Two large fund companies that have been cutting fees, Fidelity and Vanguard, say their plans have not changed as TIAA-CREF, the largest U.S. retirement fund, seeks approval to raise fees on 12 institutional funds that are part of its relatively small mutual fund family sold to the public.
A filing last Friday with the Securities and Exchange Commission informed the regulatory body that New York-based TIAA-CREF will seek shareholder permission to increase fees on the 12 funds. Stephanie Cohen Glass, the company’s director of corporate media relations, said the increases would affect 2%, or about $6 billion, of the company’s $340 billion of assets under management.
The higher fee structure is required for the money-losing funds, according to Ms. Glass and some analysts.
“We are committed to providing high-quality service at a low price, but it is clear that the low fees that they currently charge are insufficient to covering the cost of providing the proper level of service to these funds,” Ms. Glass said.
John Demming, a spokesman at Vanguard, said the big fund company has no plan to increase its fees. “Our low costs are long-term and enduring because of our unique corporate structure,” he said. “We are able to deliver economies-of-scale savings resulting from asset growth and improvements in technology.”
Deb Pont, a spokeswoman at Fidelity Investments, said the Boston fund company is always evaluating its fee structure but has “no current plans to increase fees on mutual funds.” Fidelity has cut fees in asset classes including bonds, index portfolios, and lifecycle funds in the last year, she noted.
On June 1 Fidelity reduced fees by up to 31% on 12 taxable, investment-grade bond funds. The new fees are 0.45% of assets, down from 0.50% to 0.65%.
Ms. Glass said that if TIAA-CREF’s fee increases, from .09% of assets, to as much as 0.50% for the International Equity Fund, are approved in a special proxy vote Aug. 31, the company would go to a separate proxy to roll its remaining mutual funds into the institutional family. If the latter change is accepted, the new fees would affect an additional $4 billion of assets under management.
The board hopes higher fees will help the company hire and retain qualified employees, the SEC filing said. Even with higher fees, the funds would be “very competitive in the low-cost end of the market,’’ Ms. Glass said.
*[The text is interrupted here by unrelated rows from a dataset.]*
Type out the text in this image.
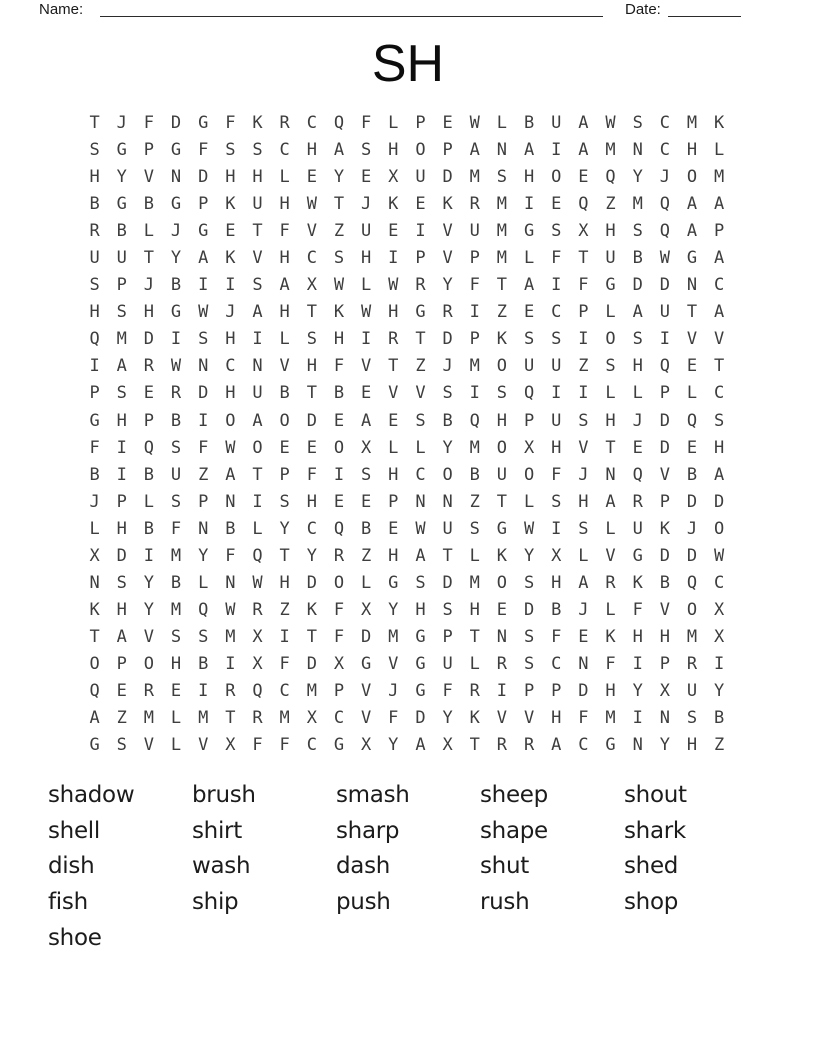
Name:	Date:
SH
T J F D G F K R C Q F L P E W L B U A W S C M K
S G P G F S S C H A S H O P A N A I A M N C H L
H Y V N D H H L E Y E X U D M S H O E Q Y J O M
B G B G P K U H W T J K E K R M I E Q Z M Q A A
R B L J G E T F V Z U E I V U M G S X H S Q A P
U U T Y A K V H C S H I P V P M L F T U B W G A
S P J B I I S A X W L W R Y F T A I F G D D N C
H S H G W J A H T K W H G R I Z E C P L A U T A
Q M D I S H I L S H I R T D P K S S I O S I V V
I A R W N C N V H F V T Z J M O U U Z S H Q E T
P S E R D H U B T B E V V S I S Q I I L L P L C
G H P B I O A O D E A E S B Q H P U S H J D Q S
F I Q S F W O E E O X L L Y M O X H V T E D E H
B I B U Z A T P F I S H C O B U O F J N Q V B A
J P L S P N I S H E E P N N Z T L S H A R P D D
L H B F N B L Y C Q B E W U S G W I S L U K J O
X D I M Y F Q T Y R Z H A T L K Y X L V G D D W
N S Y B L N W H D O L G S D M O S H A R K B Q C
K H Y M Q W R Z K F X Y H S H E D B J L F V O X
T A V S S M X I T F D M G P T N S F E K H H M X
O P O H B I X F D X G V G U L R S C N F I P R I
Q E R E I R Q C M P V J G F R I P P D H Y X U Y
A Z M L M T R M X C V F D Y K V V H F M I N S B
G S V L V X F F C G X Y A X T R R A C G N Y H Z
shadow
shell
dish
fish
shoe
brush
shirt
wash
ship
smash
sharp
dash
push
sheep
shape
shut
rush
shout
shark
shed
shop
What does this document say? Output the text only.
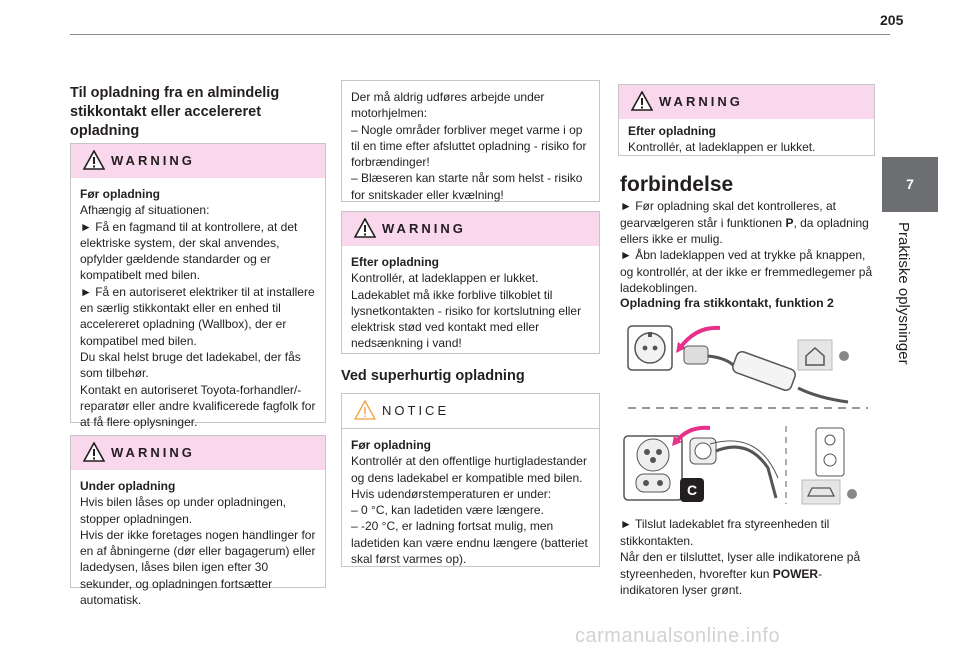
205
7
Praktiske oplysninger
Til opladning fra en almindelig stikkontakt eller accelereret opladning
WARNING
Før opladning
Afhængig af situationen:
► Få en fagmand til at kontrollere, at det elektriske system, der skal anvendes, opfylder gældende standarder og er kompatibelt med bilen.
► Få en autoriseret elektriker til at installere en særlig stikkontakt eller en enhed til accelereret opladning (Wallbox), der er kompatibel med bilen.
Du skal helst bruge det ladekabel, der fås som tilbehør.
Kontakt en autoriseret Toyota-forhandler/-reparatør eller andre kvalificerede fagfolk for at få flere oplysninger.
WARNING
Under opladning
Hvis bilen låses op under opladningen, stopper opladningen.
Hvis der ikke foretages nogen handlinger for en af åbningerne (dør eller bagagerum) eller ladedysen, låses bilen igen efter 30 sekunder, og opladningen fortsætter automatisk.
Der må aldrig udføres arbejde under motorhjelmen:
– Nogle områder forbliver meget varme i op til en time efter afsluttet opladning - risiko for forbrændinger!
– Blæseren kan starte når som helst - risiko for snitskader eller kvælning!
WARNING
Efter opladning
Kontrollér, at ladeklappen er lukket.
Ladekablet må ikke forblive tilkoblet til lysnetkontakten - risiko for kortslutning eller elektrisk stød ved kontakt med eller nedsænkning i vand!
Ved superhurtig opladning
NOTICE
Før opladning
Kontrollér at den offentlige hurtigladestander og dens ladekabel er kompatible med bilen.
Hvis udendørstemperaturen er under:
– 0 °C, kan ladetiden være længere.
– -20 °C, er ladning fortsat mulig, men ladetiden kan være endnu længere (batteriet skal først varmes op).
WARNING
Efter opladning
Kontrollér, at ladeklappen er lukket.
forbindelse
► Før opladning skal det kontrolleres, at gearvælgeren står i funktionen P, da opladning ellers ikke er mulig.
► Åbn ladeklappen ved at trykke på knappen, og kontrollér, at der ikke er fremmedlegemer på ladekoblingen.
Opladning fra stikkontakt, funktion 2
C
► Tilslut ladekablet fra styreenheden til stikkontakten.
Når den er tilsluttet, lyser alle indikatorene på styreenheden, hvorefter kun POWER-indikatoren lyser grønt.
carmanualsonline.info
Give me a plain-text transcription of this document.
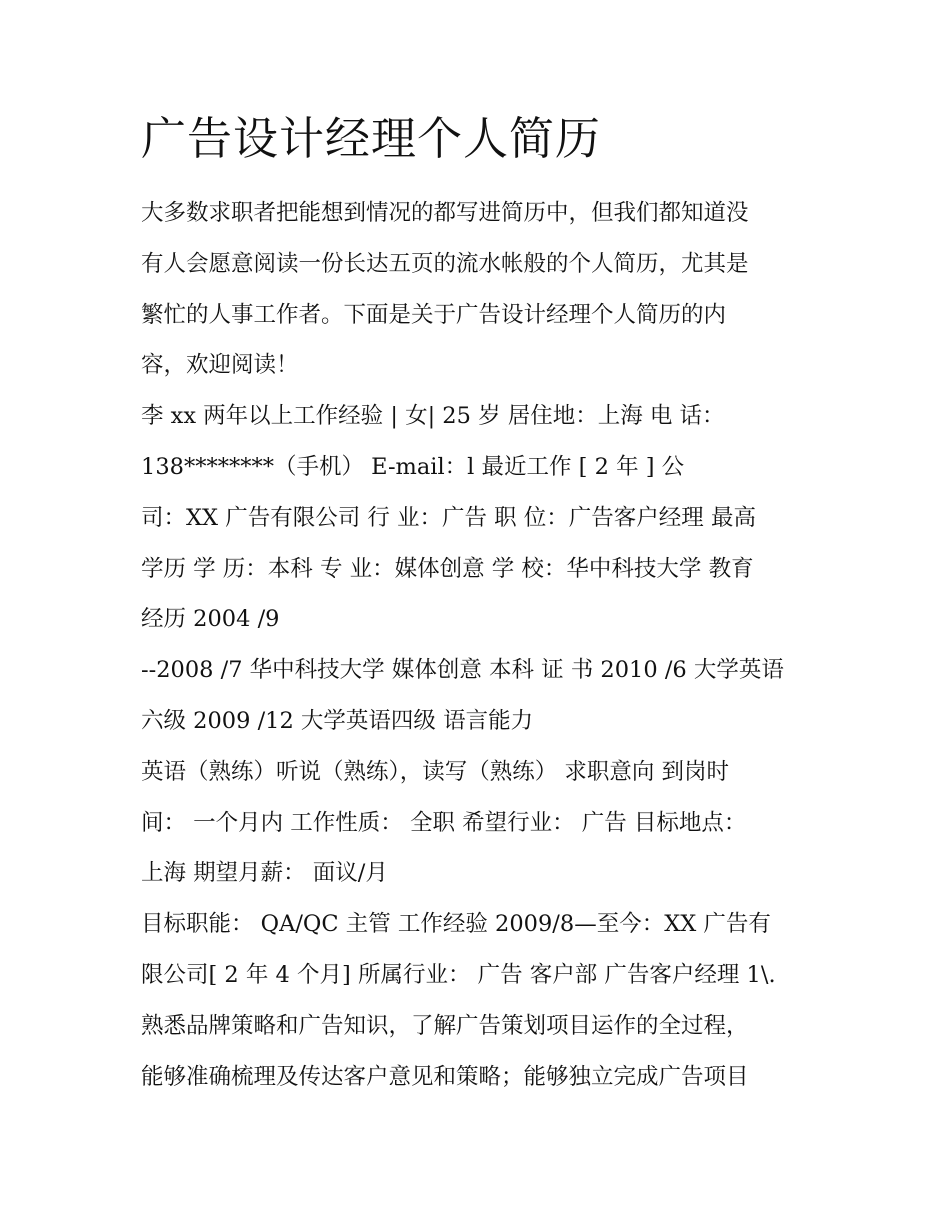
广告设计经理个人简历

大多数求职者把能想到情况的都写进简历中，但我们都知道没

有人会愿意阅读一份长达五页的流水帐般的个人简历，尤其是

繁忙的人事工作者。下面是关于广告设计经理个人简历的内

容，欢迎阅读！

李 xx 两年以上工作经验 | 女| 25 岁 居住地：上海 电 话：

138********（手机） E-mail：l 最近工作 [ 2 年 ] 公

司：XX 广告有限公司 行 业：广告 职 位：广告客户经理 最高

学历 学 历：本科 专 业：媒体创意 学 校：华中科技大学 教育

经历 2004 /9

--2008 /7 华中科技大学 媒体创意 本科 证 书 2010 /6 大学英语

六级 2009 /12 大学英语四级 语言能力

英语（熟练）听说（熟练），读写（熟练） 求职意向 到岗时

间： 一个月内 工作性质： 全职 希望行业： 广告 目标地点：

上海 期望月薪： 面议/月

目标职能： QA/QC 主管 工作经验 2009/8—至今：XX 广告有

限公司[ 2 年 4 个月] 所属行业： 广告 客户部 广告客户经理 1\.

熟悉品牌策略和广告知识，了解广告策划项目运作的全过程，

能够准确梳理及传达客户意见和策略；能够独立完成广告项目
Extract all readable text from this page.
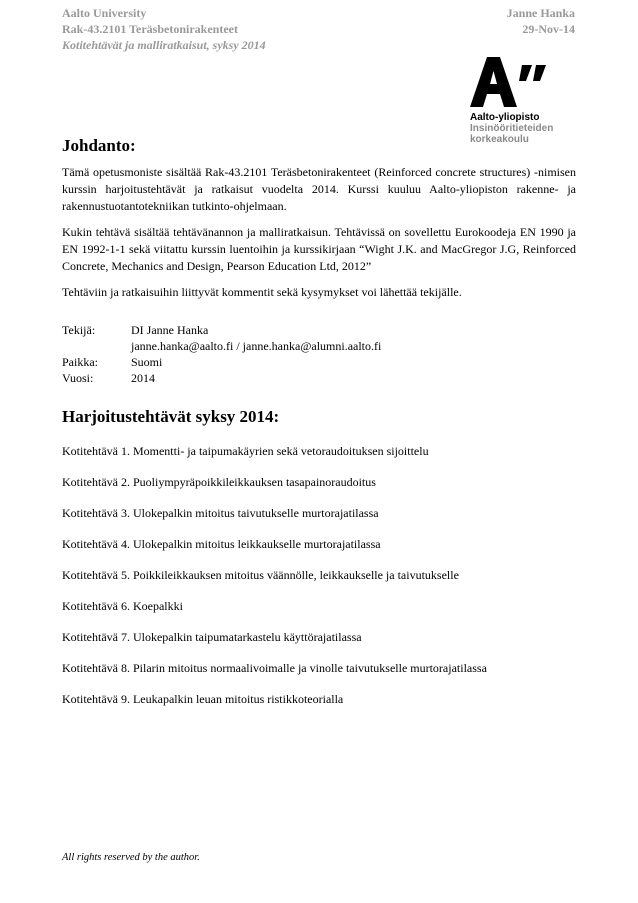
Aalto University
Rak-43.2101 Teräsbetonirakenteet
Kotitehtävät ja malliratkaisut, syksy 2014
Janne Hanka
29-Nov-14
Aalto-yliopisto
Insinööritieteiden
korkeakoulu
Johdanto:

Tämä opetusmoniste sisältää Rak-43.2101 Teräsbetonirakenteet (Reinforced concrete structures) -nimisen kurssin harjoitustehtävät ja ratkaisut vuodelta 2014. Kurssi kuuluu Aalto-yliopiston rakenne- ja rakennustuotantotekniikan tutkinto-ohjelmaan.

Kukin tehtävä sisältää tehtävänannon ja malliratkaisun. Tehtävissä on sovellettu Eurokoodeja EN 1990 ja EN 1992-1-1 sekä viitattu kurssin luentoihin ja kurssikirjaan “Wight J.K. and MacGregor J.G, Reinforced Concrete, Mechanics and Design, Pearson Education Ltd, 2012”

Tehtäviin ja ratkaisuihin liittyvät kommentit sekä kysymykset voi lähettää tekijälle.

Tekijä:	DI Janne Hanka
janne.hanka@aalto.fi / janne.hanka@alumni.aalto.fi
Paikka:	Suomi
Vuosi:	2014
Harjoitustehtävät syksy 2014:
Kotitehtävä 1. Momentti- ja taipumakäyrien sekä vetoraudoituksen sijoittelu
Kotitehtävä 2. Puoliympyräpoikkileikkauksen tasapainoraudoitus
Kotitehtävä 3. Ulokepalkin mitoitus taivutukselle murtorajatilassa
Kotitehtävä 4. Ulokepalkin mitoitus leikkaukselle murtorajatilassa
Kotitehtävä 5. Poikkileikkauksen mitoitus väännölle, leikkaukselle ja taivutukselle
Kotitehtävä 6. Koepalkki
Kotitehtävä 7. Ulokepalkin taipumatarkastelu käyttörajatilassa
Kotitehtävä 8. Pilarin mitoitus normaalivoimalle ja vinolle taivutukselle murtorajatilassa
Kotitehtävä 9. Leukapalkin leuan mitoitus ristikkoteorialla
All rights reserved by the author.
Analysts said the changes are essential because the funds are not making money.
“I think it is a big challenge to be able to raise fees as every other company lowers its fees, but TIAA-CREF’s situation may be unique,” said Geoffrey Bobroff, the president of Bobroff Consulting in East Greenwich, R.I. “Those funds aren’t earning them any money. They set fees too low at the outset to get any money.”
He does not expect the planned fee increases to have any industry impact, Mr. Bobroff said. “Everyone is still lowering fees and trying to find ways to be competitive.”
In recent years, big fund companies like Fidelity, American Funds, and Vanguard have cut fees to attract investors. The Investment Company Institute said that 75% of net new cash flow into stock funds last year went to portfolios charging less than 1% of assets. Vanguard charges 23 basis points, according to Lipper, and the industry average is 1.35%.
The SEC filing said TIAA-CREF collected $3.8 million of institutional fund management fees last year but would have gotten $16.1 million under the proposed fee structure.
TIAA-CREF’s major business is administering the pension funds of university, hospital, and cultural employees. It began selling mutual funds to individual investors in 1997 and added the institutional portfolios sold through trust offices and state college savings plans two years later. Fees were cut in 2002 to attract investment.
“We have a fiduciary obligation to 3.2 million retirement participants to act in their best fiduciary interest,” Ms. Glass said, “and to have a business that is losing money … has an impact on the type of returns we can provide to these participants.”